Please use this identifier to cite or link to this item: https://observatorio.fm.usp.br/handle/OPI/19942
Title: A framework for remission in SLE: consensus findings from a large international task force on definitions of remission in SLE (DORIS)
Authors: VOLLENHOVEN, Ronald vanVOSKUYL, AlexandreBERTSIAS, GeorgeARANOW, CynthiaARINGER, MartinARNAUD, LaurentASKANASE, AncaBALAZOVA, PetraBONFA, EloisaBOOTSMA, HendrikaBOUMPAS, DimitriosBRUCE, IanCERVERA, RicardCLARKE, AnnCONEY, CindyCOSTEDOAT-CHALUMEAU, NathalieCZIRJAK, LaszloDERKSEN, RonaldDORIA, AndreaDOERNER, ThomasFISCHER-BETZ, RebeccaFRITSCH-STORK, RuthGORDON, CarolineGRANINGER, WinfriedGYORI, NoemiHOUSSIAU, FredericISENBERG, DavidJACOBSEN, SorenJAYNE, DavidKUHN, AnnegretGUERN, Veronique LeLERSTROM, KirstenLEVY, RogerMACHADO-RIBEIRO, FrancinneMARIETTE, XavierMISSAYKEH, JamilMORAND, EricMOSCA, MartaINANC, MuratNAVARRA, SandraNEUMANN, IrmgardOLESINSKA, MarzenaPETRI, MichelleRAHMAN, AnisurREKVIG, Ole PetterROVENSKY, JozefSHOENFELD, YehudaSMOLEN, JosefTINCANI, AngelaUROWITZ, MurrayLEEUW, Bernadette vanVASCONCELOS, CarlosVOSS, AnneWERTH, Victoria P.ZAKHAROVA, HelenaZOMA, AsadSCHNEIDER, MatthiasWARD, Michael
Citation: ANNALS OF THE RHEUMATIC DISEASES, v.76, n.3, p.554-561, 2017
Abstract: Objectives Treat-to-target recommendations have identified `remission' as a target in systemic lupus erythematosus (SLE), but recognise that there is no universally accepted definition for this.
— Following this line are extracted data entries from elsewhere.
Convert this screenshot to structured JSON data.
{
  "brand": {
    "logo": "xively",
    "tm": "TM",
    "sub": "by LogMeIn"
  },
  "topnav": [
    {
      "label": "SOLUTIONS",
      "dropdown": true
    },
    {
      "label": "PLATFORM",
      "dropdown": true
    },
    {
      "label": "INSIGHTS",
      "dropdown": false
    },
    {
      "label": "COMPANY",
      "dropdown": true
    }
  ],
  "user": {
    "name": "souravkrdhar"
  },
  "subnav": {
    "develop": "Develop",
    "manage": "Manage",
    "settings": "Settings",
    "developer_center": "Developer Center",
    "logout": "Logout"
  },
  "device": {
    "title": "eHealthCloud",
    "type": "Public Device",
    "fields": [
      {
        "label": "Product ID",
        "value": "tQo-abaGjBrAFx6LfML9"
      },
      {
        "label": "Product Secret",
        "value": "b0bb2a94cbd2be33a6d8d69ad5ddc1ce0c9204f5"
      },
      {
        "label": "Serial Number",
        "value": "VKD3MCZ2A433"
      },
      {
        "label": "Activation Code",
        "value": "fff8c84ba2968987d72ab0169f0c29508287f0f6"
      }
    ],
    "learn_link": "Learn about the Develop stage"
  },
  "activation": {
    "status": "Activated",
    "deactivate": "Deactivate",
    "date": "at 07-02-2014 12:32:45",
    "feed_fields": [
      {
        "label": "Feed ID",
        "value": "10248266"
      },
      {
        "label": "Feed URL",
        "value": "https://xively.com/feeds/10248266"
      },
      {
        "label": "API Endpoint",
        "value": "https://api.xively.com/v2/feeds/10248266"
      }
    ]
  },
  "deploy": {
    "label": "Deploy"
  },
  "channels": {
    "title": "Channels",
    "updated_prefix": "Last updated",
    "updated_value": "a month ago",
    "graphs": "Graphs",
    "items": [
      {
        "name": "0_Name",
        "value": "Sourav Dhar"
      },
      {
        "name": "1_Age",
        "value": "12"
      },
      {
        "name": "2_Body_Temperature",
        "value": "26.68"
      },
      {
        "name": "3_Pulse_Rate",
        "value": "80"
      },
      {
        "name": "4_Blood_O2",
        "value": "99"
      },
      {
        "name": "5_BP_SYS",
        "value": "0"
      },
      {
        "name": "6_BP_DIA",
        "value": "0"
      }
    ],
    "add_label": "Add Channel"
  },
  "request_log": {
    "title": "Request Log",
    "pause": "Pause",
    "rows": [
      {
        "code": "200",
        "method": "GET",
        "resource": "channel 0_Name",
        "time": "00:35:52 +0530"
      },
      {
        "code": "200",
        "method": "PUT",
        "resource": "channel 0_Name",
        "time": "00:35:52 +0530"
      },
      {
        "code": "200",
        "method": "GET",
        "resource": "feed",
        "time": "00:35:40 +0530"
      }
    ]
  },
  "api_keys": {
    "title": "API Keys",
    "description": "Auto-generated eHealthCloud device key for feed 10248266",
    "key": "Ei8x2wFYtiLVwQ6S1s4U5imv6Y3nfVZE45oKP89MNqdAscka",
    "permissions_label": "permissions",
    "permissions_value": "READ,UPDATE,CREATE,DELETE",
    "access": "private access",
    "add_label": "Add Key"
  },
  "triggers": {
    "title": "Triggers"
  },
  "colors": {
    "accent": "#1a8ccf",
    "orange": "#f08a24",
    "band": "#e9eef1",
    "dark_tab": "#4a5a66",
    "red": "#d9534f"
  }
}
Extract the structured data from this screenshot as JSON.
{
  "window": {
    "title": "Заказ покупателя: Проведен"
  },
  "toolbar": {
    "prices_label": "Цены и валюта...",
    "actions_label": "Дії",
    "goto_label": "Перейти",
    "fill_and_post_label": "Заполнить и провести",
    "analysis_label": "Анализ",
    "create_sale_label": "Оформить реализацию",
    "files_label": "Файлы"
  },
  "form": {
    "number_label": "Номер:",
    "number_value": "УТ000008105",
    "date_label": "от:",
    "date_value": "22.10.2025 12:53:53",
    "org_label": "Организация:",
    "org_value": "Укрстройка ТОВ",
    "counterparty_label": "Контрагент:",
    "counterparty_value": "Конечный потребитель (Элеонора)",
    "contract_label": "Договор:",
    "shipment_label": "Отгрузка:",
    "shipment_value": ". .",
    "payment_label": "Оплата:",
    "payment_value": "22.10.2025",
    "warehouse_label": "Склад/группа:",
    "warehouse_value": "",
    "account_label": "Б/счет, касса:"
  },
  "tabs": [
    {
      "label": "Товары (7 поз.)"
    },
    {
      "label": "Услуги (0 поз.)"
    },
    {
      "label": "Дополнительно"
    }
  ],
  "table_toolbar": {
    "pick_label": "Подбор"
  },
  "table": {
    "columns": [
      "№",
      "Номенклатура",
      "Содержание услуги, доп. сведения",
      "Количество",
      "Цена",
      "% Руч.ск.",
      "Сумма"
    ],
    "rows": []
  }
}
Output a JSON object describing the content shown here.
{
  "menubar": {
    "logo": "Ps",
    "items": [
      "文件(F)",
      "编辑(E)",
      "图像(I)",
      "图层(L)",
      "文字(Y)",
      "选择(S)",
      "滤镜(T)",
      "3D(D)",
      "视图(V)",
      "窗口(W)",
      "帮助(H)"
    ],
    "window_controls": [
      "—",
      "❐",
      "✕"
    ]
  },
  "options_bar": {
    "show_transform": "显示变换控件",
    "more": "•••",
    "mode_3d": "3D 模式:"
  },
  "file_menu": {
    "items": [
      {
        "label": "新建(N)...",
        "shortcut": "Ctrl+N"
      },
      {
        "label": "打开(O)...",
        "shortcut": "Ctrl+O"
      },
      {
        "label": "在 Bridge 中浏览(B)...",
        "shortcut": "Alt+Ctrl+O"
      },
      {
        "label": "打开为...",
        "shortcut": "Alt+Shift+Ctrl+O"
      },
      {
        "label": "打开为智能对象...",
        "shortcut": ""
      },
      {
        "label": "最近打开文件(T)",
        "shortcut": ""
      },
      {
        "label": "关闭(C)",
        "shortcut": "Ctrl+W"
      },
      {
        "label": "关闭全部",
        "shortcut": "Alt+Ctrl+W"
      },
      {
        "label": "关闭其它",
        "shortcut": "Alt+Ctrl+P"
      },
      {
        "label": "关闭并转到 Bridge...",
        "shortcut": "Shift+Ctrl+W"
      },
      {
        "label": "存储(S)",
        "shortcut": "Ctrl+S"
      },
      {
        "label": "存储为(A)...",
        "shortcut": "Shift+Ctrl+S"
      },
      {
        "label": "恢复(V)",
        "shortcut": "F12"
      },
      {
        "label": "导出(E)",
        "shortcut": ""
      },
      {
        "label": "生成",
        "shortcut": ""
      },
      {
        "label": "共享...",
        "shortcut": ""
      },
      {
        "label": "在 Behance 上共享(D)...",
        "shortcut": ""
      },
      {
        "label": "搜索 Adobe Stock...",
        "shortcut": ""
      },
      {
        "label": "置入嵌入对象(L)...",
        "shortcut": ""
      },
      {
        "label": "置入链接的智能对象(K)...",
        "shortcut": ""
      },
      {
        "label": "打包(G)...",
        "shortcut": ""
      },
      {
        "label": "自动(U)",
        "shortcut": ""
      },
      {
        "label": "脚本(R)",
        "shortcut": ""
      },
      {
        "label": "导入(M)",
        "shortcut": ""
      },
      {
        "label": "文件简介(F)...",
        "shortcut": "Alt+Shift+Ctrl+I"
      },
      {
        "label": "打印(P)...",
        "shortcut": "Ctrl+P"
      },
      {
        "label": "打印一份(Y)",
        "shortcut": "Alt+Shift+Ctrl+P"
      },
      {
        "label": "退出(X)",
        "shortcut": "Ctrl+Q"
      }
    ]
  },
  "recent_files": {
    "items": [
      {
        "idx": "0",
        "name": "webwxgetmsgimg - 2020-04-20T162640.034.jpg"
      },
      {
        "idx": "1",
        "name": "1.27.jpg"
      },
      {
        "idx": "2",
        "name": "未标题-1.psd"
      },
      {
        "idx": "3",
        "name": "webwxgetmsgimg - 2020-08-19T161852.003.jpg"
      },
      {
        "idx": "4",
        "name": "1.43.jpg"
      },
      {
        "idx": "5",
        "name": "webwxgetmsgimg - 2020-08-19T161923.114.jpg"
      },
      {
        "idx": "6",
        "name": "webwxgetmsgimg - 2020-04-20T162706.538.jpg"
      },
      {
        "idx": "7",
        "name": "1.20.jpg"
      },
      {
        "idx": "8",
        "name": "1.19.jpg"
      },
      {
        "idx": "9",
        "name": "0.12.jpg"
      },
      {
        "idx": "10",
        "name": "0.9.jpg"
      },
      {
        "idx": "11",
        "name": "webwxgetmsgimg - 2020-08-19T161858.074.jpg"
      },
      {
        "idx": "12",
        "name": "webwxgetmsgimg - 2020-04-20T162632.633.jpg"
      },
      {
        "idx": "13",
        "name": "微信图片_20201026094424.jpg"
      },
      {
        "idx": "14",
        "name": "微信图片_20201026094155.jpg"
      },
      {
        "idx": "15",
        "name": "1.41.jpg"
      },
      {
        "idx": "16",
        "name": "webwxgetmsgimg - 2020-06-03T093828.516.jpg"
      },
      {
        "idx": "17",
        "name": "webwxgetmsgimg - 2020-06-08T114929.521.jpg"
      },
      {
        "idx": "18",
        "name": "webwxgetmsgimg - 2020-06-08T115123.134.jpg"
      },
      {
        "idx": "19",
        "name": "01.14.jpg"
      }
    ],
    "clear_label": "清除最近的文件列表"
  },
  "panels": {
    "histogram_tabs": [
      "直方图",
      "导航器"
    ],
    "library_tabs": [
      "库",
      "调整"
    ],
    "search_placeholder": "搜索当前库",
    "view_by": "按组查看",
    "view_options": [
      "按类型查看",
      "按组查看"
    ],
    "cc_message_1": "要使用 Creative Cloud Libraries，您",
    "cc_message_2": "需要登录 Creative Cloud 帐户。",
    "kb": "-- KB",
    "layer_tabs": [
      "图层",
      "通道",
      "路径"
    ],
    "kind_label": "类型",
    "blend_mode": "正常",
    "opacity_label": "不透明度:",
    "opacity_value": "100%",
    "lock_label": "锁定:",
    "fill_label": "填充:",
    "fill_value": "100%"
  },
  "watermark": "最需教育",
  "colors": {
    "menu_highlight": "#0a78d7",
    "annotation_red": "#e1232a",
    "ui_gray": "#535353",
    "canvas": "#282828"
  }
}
Therefore, we initiated a process to achieve consensus on potential definitions for remission in SLE. Methods An international task force of 60 specialists and patient representatives participated in preparatory exercises, a face-to-face meeting and follow-up electronic voting. The level for agreement was set at 90%. Results The task force agreed on eight key statements regarding remission in SLE and three principles to guide the further development of remission definitions: 1. Definitions of remission will be worded as follows: remission in SLE is a durable state characterised by ... (reference to symptoms, signs, routine labs). 2. For defining remission, a validated index must be used, for example, clinical systemic lupus erythematosus disease activity index (SLEDAI)=0, British Isles lupus assessment group (BILAG) 2004 D/E only, clinical European consensus lupus outcome measure (ECLAM)=0; with routine laboratory assessments included, and supplemented with physician's global assessment. 3. Distinction is made between remission off and on therapy: remission off therapy requires the patient to be on no other treatment for SLE than maintenance antimalarials; and remission on therapy allows patients to be on stable maintenance antimalarials, low-dose corticosteroids (prednisone <= 5 mg/day), maintenance immunosuppressives and/or maintenance biologics. The task force also agreed that the most appropriate outcomes (dependent variables) for testing the prognostic value (construct validity) of potential remission definitions are: death, damage, flares and measures of health-related quality of life. Conclusions The work of this international task force provides a framework for testing different definitions of remission against long-term outcomes.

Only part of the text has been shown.